Ações contra o presidente do Inep e o ministro da Educação
Na quarta-feira (17), entidades educacionais ingressaram com ação civil pública pedindo o afastamento de Danilo Dupas da presidência do Inep. A ação civil é assinada pela União Brasileira dos Estudantes Secundaristas (Ubes), Educafro e Campanha Nacional pelo Direito à Educação.
As entidades pedem que seja concedida tutela de urgência para o afastamento de Dupas, nomeando como interventor do cargo um servidor de carreira do instituto pelo “período necessário para realização e correção integral dos exames do Enem 2021”.
No mesmo dia, nove deputados federais protocolaram ação contra o ministro da Educação, Milton Ribeiro e Danilo Dupas. A ação pede que o Ministério Público Federal investigue os dois por improbidade administrativa. Além disso, pedem “que agentes públicos eventualmente envolvidos no controle ideológico do Enem sejam punidos”.
Terceirização do banco de questões
Em agosto, o GUIA teve acesso a um documento enviado somente para servidores do Inep. Nele, Anderson Soares Oliveira, chefe da Diretoria de Avaliações da Educação Básica (Daeb), mostrava-se favorável à terceirização da elaboração do banco de questões. Ele solicitou que os funcionários apresentassem análises favoráveis ou desfavoráveis sobre manter o atual sistema de questões ou aderir a terceirização do serviço. A solicitação do estudo partiu de Danilo Dupas, atual presidente do Inep.

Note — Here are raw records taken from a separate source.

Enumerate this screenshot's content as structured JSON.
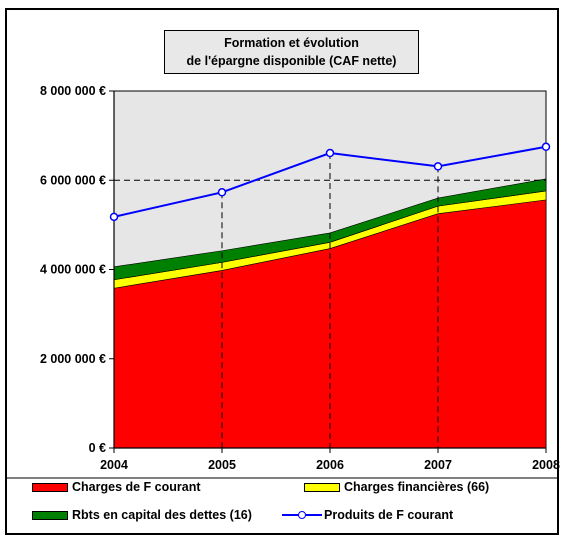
{
  "chart_data": {
    "type": "area",
    "title_line1": "Formation et évolution",
    "title_line2": "de l'épargne disponible (CAF nette)",
    "x": [
      "2004",
      "2005",
      "2006",
      "2007",
      "2008"
    ],
    "y_ticks": [
      "0 €",
      "2 000 000 €",
      "4 000 000 €",
      "6 000 000 €",
      "8 000 000 €"
    ],
    "ylim": [
      0,
      8000000
    ],
    "stacked_series": [
      {
        "name": "Charges de F courant",
        "color": "#ff0000",
        "values": [
          3580000,
          3980000,
          4470000,
          5250000,
          5560000
        ]
      },
      {
        "name": "Charges financières (66)",
        "color": "#ffff00",
        "values": [
          190000,
          180000,
          140000,
          170000,
          200000
        ]
      },
      {
        "name": "Rbts en capital des dettes (16)",
        "color": "#008000",
        "values": [
          290000,
          260000,
          210000,
          180000,
          270000
        ]
      }
    ],
    "line_series": {
      "name": "Produits de F courant",
      "color": "#0000ff",
      "values": [
        5180000,
        5730000,
        6610000,
        6310000,
        6750000
      ]
    },
    "plot_background": "#e6e6e6",
    "gridlines": "dashed at 6 000 000 € and 8 000 000 €, dashed verticals at each year",
    "legend_position": "bottom"
  }
}
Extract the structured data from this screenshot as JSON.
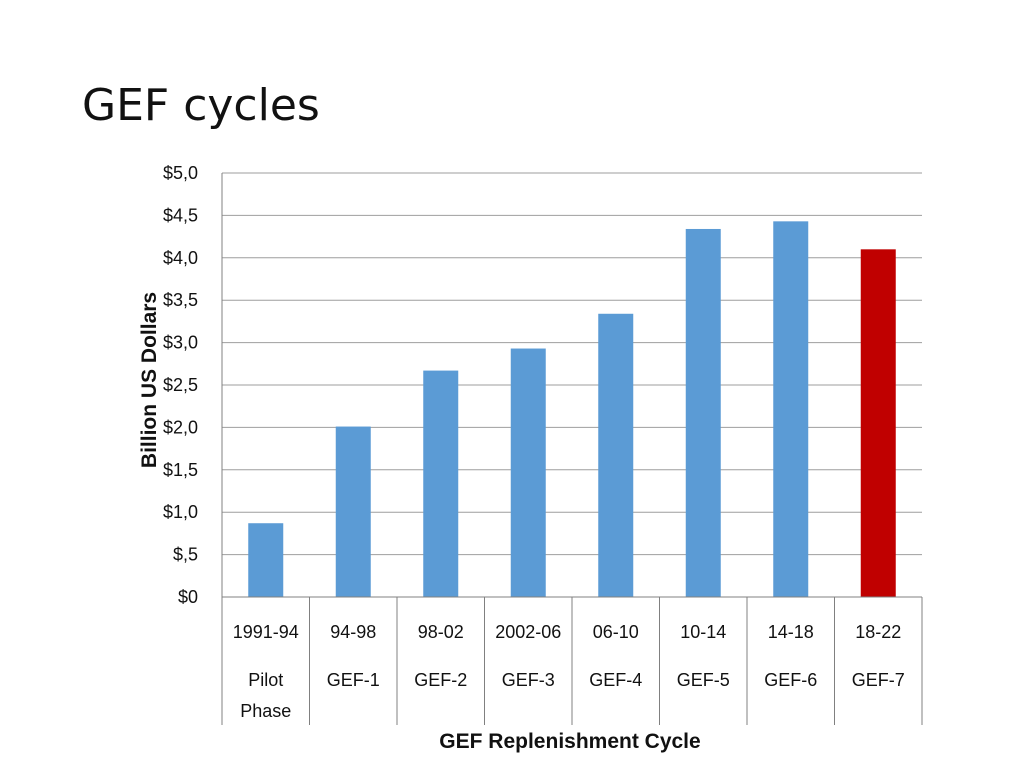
{
  "slide": {
    "title": "GEF cycles"
  },
  "colors": {
    "bar_default": "#5b9bd5",
    "bar_highlight": "#c00000",
    "grid": "#9e9e9e",
    "axis": "#808080"
  },
  "chart_data": {
    "type": "bar",
    "categories": [
      "1991-94",
      "94-98",
      "98-02",
      "2002-06",
      "06-10",
      "10-14",
      "14-18",
      "18-22"
    ],
    "subcategories": [
      "Pilot Phase",
      "GEF-1",
      "GEF-2",
      "GEF-3",
      "GEF-4",
      "GEF-5",
      "GEF-6",
      "GEF-7"
    ],
    "values": [
      0.87,
      2.01,
      2.67,
      2.93,
      3.34,
      4.34,
      4.43,
      4.1
    ],
    "highlight_index": 7,
    "ylim": [
      0,
      5
    ],
    "ytick_values": [
      0,
      0.5,
      1,
      1.5,
      2,
      2.5,
      3,
      3.5,
      4,
      4.5,
      5
    ],
    "ytick_labels": [
      "$0",
      "$,5",
      "$1,0",
      "$1,5",
      "$2,0",
      "$2,5",
      "$3,0",
      "$3,5",
      "$4,0",
      "$4,5",
      "$5,0"
    ],
    "xlabel": "GEF Replenishment Cycle",
    "ylabel": "Billion US Dollars",
    "grid": true,
    "legend": "none"
  }
}
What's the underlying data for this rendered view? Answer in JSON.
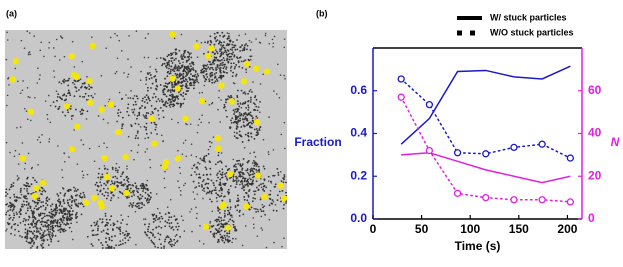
{
  "panel_a_label": "(a)",
  "chart_data": {
    "type": "line",
    "panel_label": "(b)",
    "xlabel": "Time (s)",
    "ylabel": "Fraction",
    "y2label": "N",
    "x": [
      29,
      58,
      87,
      116,
      145,
      174,
      203
    ],
    "xlim": [
      0,
      215
    ],
    "xticks": [
      0,
      50,
      100,
      150,
      200
    ],
    "ylim": [
      0,
      0.8
    ],
    "yticks": [
      {
        "value": 0,
        "label": "0.0"
      },
      0.2,
      0.4,
      0.6
    ],
    "y2lim": [
      0,
      80
    ],
    "y2ticks": [
      0,
      20,
      40,
      60
    ],
    "left_color": "#1a1acc",
    "right_color": "#e020e0",
    "legend": [
      {
        "label": "W/ stuck particles",
        "style": "solid"
      },
      {
        "label": "W/O stuck particles",
        "style": "dotted"
      }
    ],
    "series": [
      {
        "color": "#1a1acc",
        "style": "solid",
        "values": [
          0.35,
          0.47,
          0.69,
          0.695,
          0.665,
          0.655,
          0.715
        ]
      },
      {
        "color": "#1a1acc",
        "style": "dotted",
        "values": [
          0.655,
          0.535,
          0.31,
          0.305,
          0.335,
          0.35,
          0.285
        ]
      },
      {
        "color": "#e020e0",
        "style": "solid",
        "axis": "y2",
        "values": [
          30,
          31,
          27,
          23,
          20,
          17,
          20
        ]
      },
      {
        "color": "#e020e0",
        "style": "dotted",
        "axis": "y2",
        "values": [
          57,
          32,
          12,
          10,
          9,
          9,
          8
        ]
      }
    ]
  }
}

Na ocasião, servidores do órgão mostraram preocupação com a possibilidade de uma empresa ser contratada para elaborar e revisar os itens do exame. Segundo eles, caso a terceirização seja aprovada, a composição das provas estará suscetível a interferências de quadrilhas especializadas que podem se infiltrar no processo e usar o exame como moeda de troca.